By Ryan Broderick, Editor-in-Chief
Like any Hofstra student, I came into yesterday's University Town Hall meeting with my chest puffed out and ready to finally unleash all of my pent up anger and frustration with Hofstra and its miles of red tape. Right? Yesterday was finally a chance to air grievances and let those b-----ds know they don't care about us. I mean you can't put two Hofstra students in a room together without "Lackmann tastes like s--t" or "Our athletics teams always lose" or "F--k the Hofstra shuffle, I can't believe I have to walk all over the God damned Earth just to sign in for a class."
But instead of double-speak and roundabout answers, something really odd happened. Students asked questions and administrators gave incredibly reasonable answers.
In the course of an hour, all my steam was gone. There was no more Hofstra hate because for every question asked there were reasonable, well-based and matter-of-fact answers. So really, where does Hofstra's bad press come from? When I leave campus and tell people I go to Hofstra I hear, "Oh wow, Hofstra? I've heard that's a pretty good school." I can say I've never received snub for it, that's for sure. Yet, if you surveyed students here you'd feel like we were sitting naked in the dirt, eating bugs.

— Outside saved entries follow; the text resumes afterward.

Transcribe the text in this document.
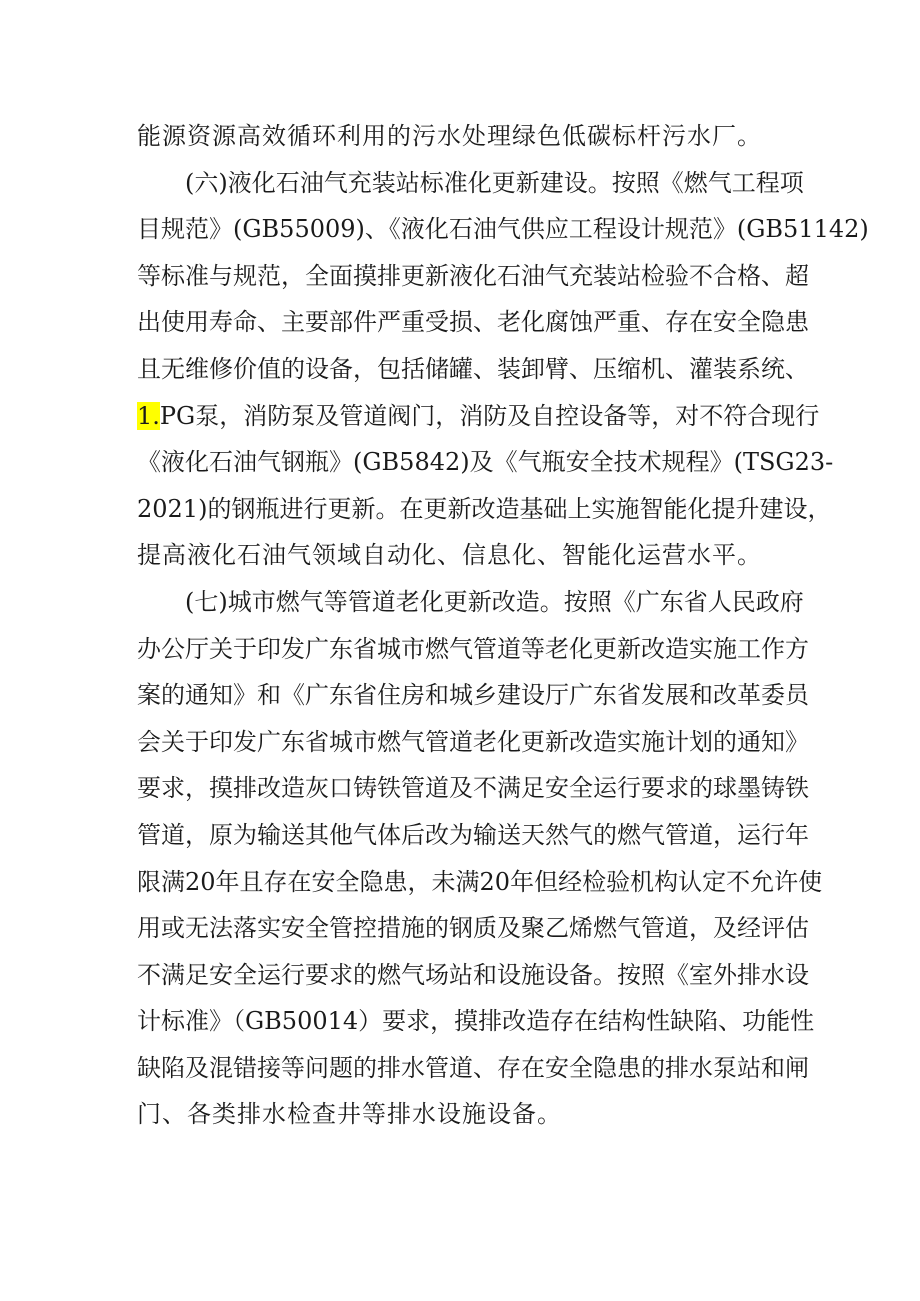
能源资源高效循环利用的污水处理绿色低碳标杆污水厂。
(六)液化石油气充装站标准化更新建设。按照《燃气工程项
目规范》(GB55009)、《液化石油气供应工程设计规范》(GB51142)
等标准与规范，全面摸排更新液化石油气充装站检验不合格、超
出使用寿命、主要部件严重受损、老化腐蚀严重、存在安全隐患
且无维修价值的设备，包括储罐、装卸臂、压缩机、灌装系统、
1.PG泵，消防泵及管道阀门，消防及自控设备等，对不符合现行
《液化石油气钢瓶》(GB5842)及《气瓶安全技术规程》(TSG23-
2021)的钢瓶进行更新。在更新改造基础上实施智能化提升建设，
提高液化石油气领域自动化、信息化、智能化运营水平。
(七)城市燃气等管道老化更新改造。按照《广东省人民政府
办公厅关于印发广东省城市燃气管道等老化更新改造实施工作方
案的通知》和《广东省住房和城乡建设厅广东省发展和改革委员
会关于印发广东省城市燃气管道老化更新改造实施计划的通知》
要求，摸排改造灰口铸铁管道及不满足安全运行要求的球墨铸铁
管道，原为输送其他气体后改为输送天然气的燃气管道，运行年
限满20年且存在安全隐患，未满20年但经检验机构认定不允许使
用或无法落实安全管控措施的钢质及聚乙烯燃气管道，及经评估
不满足安全运行要求的燃气场站和设施设备。按照《室外排水设
计标准》（GB50014）要求，摸排改造存在结构性缺陷、功能性
缺陷及混错接等问题的排水管道、存在安全隐患的排水泵站和闸
门、各类排水检查井等排水设施设备。
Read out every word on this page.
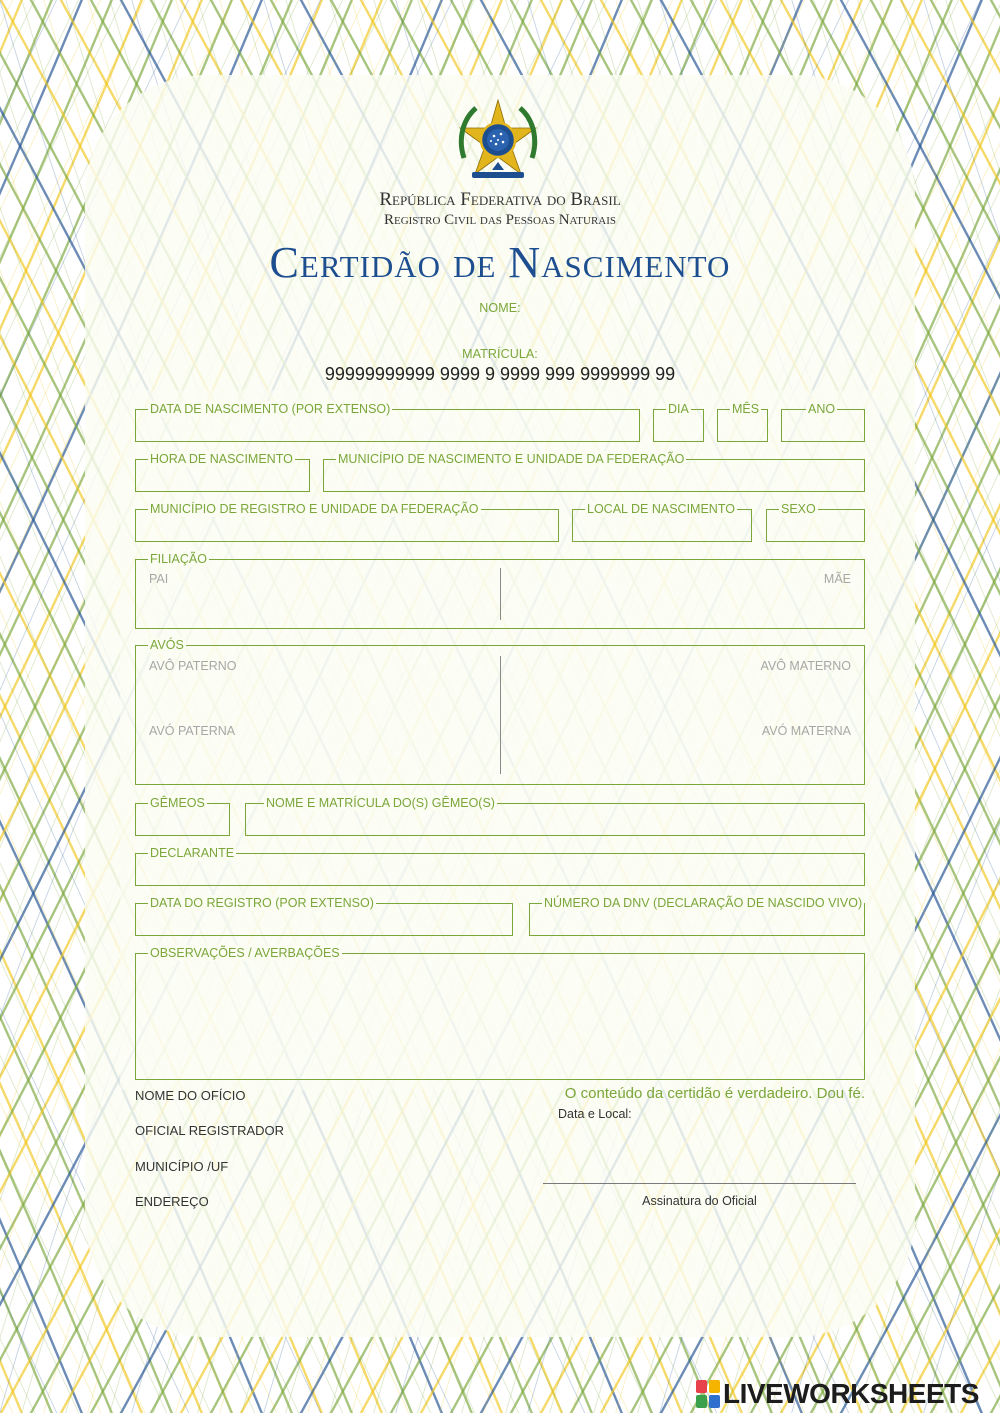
República Federativa do Brasil
Registro Civil das Pessoas Naturais
Certidão de Nascimento
NOME:
MATRÍCULA:
99999999999 9999 9 9999 999 9999999 99
DATA DE NASCIMENTO (POR EXTENSO)	DIA	MÊS	ANO
HORA DE NASCIMENTO	MUNICÍPIO DE NASCIMENTO E UNIDADE DA FEDERAÇÃO
MUNICÍPIO DE REGISTRO E UNIDADE DA FEDERAÇÃO	LOCAL DE NASCIMENTO	SEXO
FILIAÇÃO
PAI	MÃE
AVÓS
AVÔ PATERNO	AVÔ MATERNO
AVÓ PATERNA	AVÓ MATERNA
GÊMEOS	NOME E MATRÍCULA DO(S) GÊMEO(S)
DECLARANTE
DATA DO REGISTRO (POR EXTENSO)	NÚMERO DA DNV (DECLARAÇÃO DE NASCIDO VIVO)
OBSERVAÇÕES / AVERBAÇÕES
NOME DO OFÍCIO
OFICIAL REGISTRADOR
MUNICÍPIO /UF
ENDEREÇO
O conteúdo da certidão é verdadeiro. Dou fé.
Data e Local:
Assinatura do Oficial
LIVEWORKSHEETS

So as a student, I felt pretty embarrassed sitting there. Students have so many complaints and opinions and what do I find out? I find out that administrators are actually interested and thinking about helping us, and that maybe all the complaining and bellyaching is completely on us. And yes, maybe you can say I fell for administrative spin. But at Wednesday's meeting (where students were completely outnumbered by administrators) the constant answer to complaints was that no one brings it to the University's attention or attempts to get involved.
Which actually seems to make far more sense than the image you hear of, one where administrators sit atop a golden pillar counting their billions and not caring about us -- although in real life, Rabinowitz uses a golden elevator. But that's probably more of an interior design choice.
Maybe it's the culture of Long Island. I'm from Massachusetts and one of the first things I noticed was that Long Island culture is a complaint-based social system. Person A complains to Person B about Problem C and slowly a friendship grows. Maybe Hofstra's soured student body is just a side effect of that.
All that I know is that the only resource I've ever found lacking from Hofstra University was a student body that gave a shit. I've never wished I could talk to my professors more, never needed more internship opportunities, never wanted a more comfortable campus and never asked for food services that were more accessible (even though I think Lackmann is in fact bland garbage). My only complaint is that when I hear about something fun and interesting at a higher level school I usually just hear, "It'll never work". Why doesn't it work? Because our student body f--king blows.